Poor spectral index fitting
A poor spectral index fitting for a phase calibrator in fluxboot stage can sometimes result in the corrected amps being discontinuous between spws, sometimes described as stairs/steps. This most often happens in multiband data sets since the data is harder to fit across all bands.
Flux calibrator models
The flux density scale calibrator 3C138 has been undergoing a flare since at least mid-December 2020. At K and Ka-bands the magnitude of the flare is of order 40-50% compared to the Perley-Butler 2017 flux scale. The effect is smaller at lower frequencies (10-20% at C and X-band), and is larger at higher frequencies (more than a factor of two at Q-band). If you care about the flux density scale of your observations at that level, monitoring datasets are publicly available in the archive under project code TCAL0009. From these observations, you may derive an updated flux density ratio to use for your observations.

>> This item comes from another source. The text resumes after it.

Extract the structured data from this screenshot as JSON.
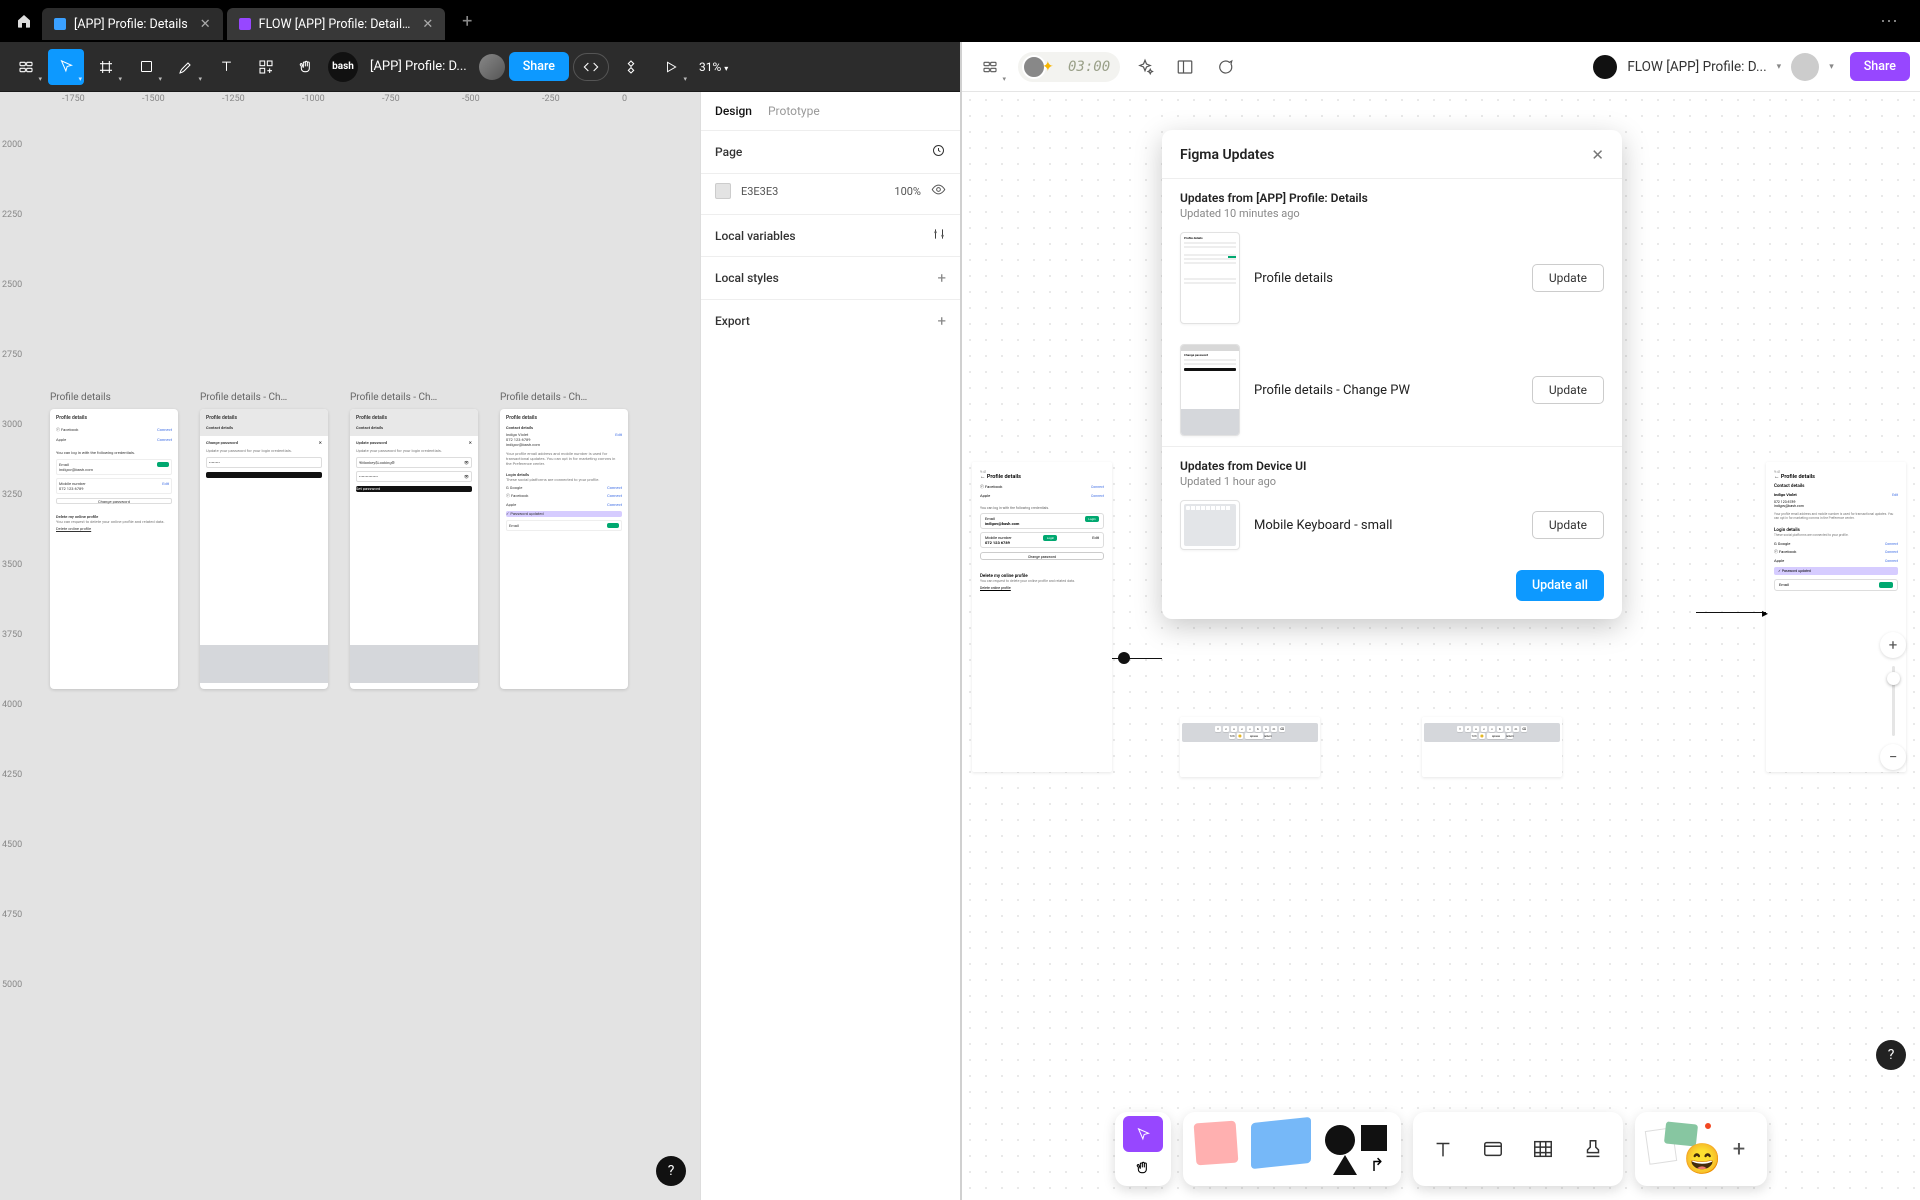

When a flux cal is used only for polarization angle calibration (or any intents that do NOT include flux calibration), its CASA model is not used, so the resulting amp vs uvwave plots are inaccurate. In the fluxboot stage, sometimes gain solutions may be missing for some basebands/spws of the pol cal. If the cal is used exclusively for polarization (not flux calibration), then this has no effect on the overall calibration for Stokes I. Before performing any polarization calibration we recommend setting the flux cal model image with setjy, then running gaincal on it with calmode='p'.
A configuration structure
The current calibrator models for resolved flux density calibrators in A-configuration in CASA are created with narrow band data. At the high frequencies of a broad band observation, this can mean that the calibrator model does not represent the structure of the calibrator very well, leading to amplitude errors that reduce the dynamic range of the calibrated data. This will be remedied in a future version of CASA and the pipeline. In the meantime, if high image fidelity is required we have found that recalibration using a model for a higher frequency band scaled to the band of interest can work well.
In 2022 A config, we found the outermost antennas on the west arm were most affected.
Ka-band in A configuration
The Ka-band models used for pipeline processing and packaged with CASA do not represent their sources in A-configuration very well, causing amplitude errors. New, more accurate models will be released with CASA in the future.
In 2022 A config, we found short baselines between antennas on the E and W arms were most affected.